Missouri pharmacists could soon be required by law to fill prescriptions for Ivermectin and hydroxychloroquine — the former a parasite drug and the latter, a rheumatoid arthritis treatment — even if pharmacists know that the patients do not suffer from any ailments those drugs are approved to treat. Under HB 2149, the person who prescribes the drugs cannot be held professionally accountable for directing “human use in accordance with prescriber directions” — whatever those directions might be.

The bill also prohibits pharmacists from contacting “the prescribing physician or the patient to dispute the efficacy” of the two drugs unless the physician or patient asks for the pharmacist’s advice.

As Webster Groves pharmacist John J. Ponzillo writes on Sunday’s op-ed page, the misuse of certain drugs can lead to serious, harmful side effects, which is why drugs — including coronavirus treatments — are required to undergo rigorous tests before being federally approved.

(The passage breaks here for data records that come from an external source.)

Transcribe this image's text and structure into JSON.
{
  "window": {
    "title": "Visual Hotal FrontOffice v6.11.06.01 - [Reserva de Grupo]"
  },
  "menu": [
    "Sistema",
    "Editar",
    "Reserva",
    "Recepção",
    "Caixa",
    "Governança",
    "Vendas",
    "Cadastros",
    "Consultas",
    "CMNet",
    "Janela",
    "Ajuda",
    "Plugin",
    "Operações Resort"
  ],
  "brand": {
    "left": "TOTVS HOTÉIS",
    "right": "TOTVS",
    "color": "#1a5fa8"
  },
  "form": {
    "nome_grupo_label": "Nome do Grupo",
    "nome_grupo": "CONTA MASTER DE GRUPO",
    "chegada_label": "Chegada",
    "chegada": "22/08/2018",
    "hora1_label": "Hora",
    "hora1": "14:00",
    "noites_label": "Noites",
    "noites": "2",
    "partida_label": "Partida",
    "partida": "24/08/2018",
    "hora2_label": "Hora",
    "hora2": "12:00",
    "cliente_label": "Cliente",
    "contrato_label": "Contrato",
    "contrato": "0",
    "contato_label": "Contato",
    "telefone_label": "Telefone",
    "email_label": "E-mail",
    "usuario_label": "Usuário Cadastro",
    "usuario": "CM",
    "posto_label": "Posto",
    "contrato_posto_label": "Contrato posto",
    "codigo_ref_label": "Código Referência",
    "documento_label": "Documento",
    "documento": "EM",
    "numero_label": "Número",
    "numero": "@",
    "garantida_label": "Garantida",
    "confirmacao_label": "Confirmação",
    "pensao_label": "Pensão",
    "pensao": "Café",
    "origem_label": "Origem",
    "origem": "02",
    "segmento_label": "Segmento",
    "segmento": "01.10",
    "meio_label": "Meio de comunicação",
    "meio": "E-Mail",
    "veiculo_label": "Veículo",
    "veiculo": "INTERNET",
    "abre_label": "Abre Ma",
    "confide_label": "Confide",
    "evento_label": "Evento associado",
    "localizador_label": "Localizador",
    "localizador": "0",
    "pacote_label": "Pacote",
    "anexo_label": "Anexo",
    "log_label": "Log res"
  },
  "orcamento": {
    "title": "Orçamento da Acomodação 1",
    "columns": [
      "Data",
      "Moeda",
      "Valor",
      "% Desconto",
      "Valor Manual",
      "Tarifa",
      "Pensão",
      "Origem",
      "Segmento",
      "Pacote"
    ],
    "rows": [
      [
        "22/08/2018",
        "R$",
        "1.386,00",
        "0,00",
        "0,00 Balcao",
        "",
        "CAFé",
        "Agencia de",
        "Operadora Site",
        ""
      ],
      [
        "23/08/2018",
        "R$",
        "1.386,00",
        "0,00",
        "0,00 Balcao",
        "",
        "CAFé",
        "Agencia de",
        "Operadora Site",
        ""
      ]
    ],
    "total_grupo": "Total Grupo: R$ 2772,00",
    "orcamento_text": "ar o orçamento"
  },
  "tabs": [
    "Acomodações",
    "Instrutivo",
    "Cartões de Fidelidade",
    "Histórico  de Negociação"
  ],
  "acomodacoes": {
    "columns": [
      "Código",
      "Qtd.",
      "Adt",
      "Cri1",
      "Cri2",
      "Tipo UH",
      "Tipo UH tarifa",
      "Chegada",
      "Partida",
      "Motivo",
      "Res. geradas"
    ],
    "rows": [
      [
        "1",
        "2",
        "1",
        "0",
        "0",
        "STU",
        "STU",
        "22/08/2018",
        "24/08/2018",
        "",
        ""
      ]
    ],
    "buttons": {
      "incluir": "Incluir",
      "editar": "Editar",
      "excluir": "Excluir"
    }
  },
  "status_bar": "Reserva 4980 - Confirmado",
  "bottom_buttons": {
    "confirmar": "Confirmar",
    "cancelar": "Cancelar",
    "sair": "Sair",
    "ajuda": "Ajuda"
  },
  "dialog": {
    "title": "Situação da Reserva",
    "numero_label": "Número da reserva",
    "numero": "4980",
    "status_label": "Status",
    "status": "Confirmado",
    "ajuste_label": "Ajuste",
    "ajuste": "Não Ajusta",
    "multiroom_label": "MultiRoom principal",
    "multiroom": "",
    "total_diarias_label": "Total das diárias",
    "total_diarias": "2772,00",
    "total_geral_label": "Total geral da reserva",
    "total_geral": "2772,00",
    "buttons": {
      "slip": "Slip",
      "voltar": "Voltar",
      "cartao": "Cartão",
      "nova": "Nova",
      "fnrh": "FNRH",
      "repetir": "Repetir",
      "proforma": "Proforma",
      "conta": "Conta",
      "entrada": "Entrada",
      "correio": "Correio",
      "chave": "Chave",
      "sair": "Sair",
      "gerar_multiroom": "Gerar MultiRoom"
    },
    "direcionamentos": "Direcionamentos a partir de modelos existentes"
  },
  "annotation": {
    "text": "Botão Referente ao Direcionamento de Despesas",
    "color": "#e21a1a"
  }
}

He and other professionals say there is no evidence to support the use of these drugs for anything other than the uses approved by the Food and Drug Administration.

Anything short of that would violate the physician’s primary dictum to do no harm. This bill would force medical professionals either to elevate quack science to levels of acceptance it doesn’t deserve or disregard the law to maintain their professional integrity. The governor should save them the trouble of having to choose by vetoing this bill and throwing it in the garbage, where it belongs.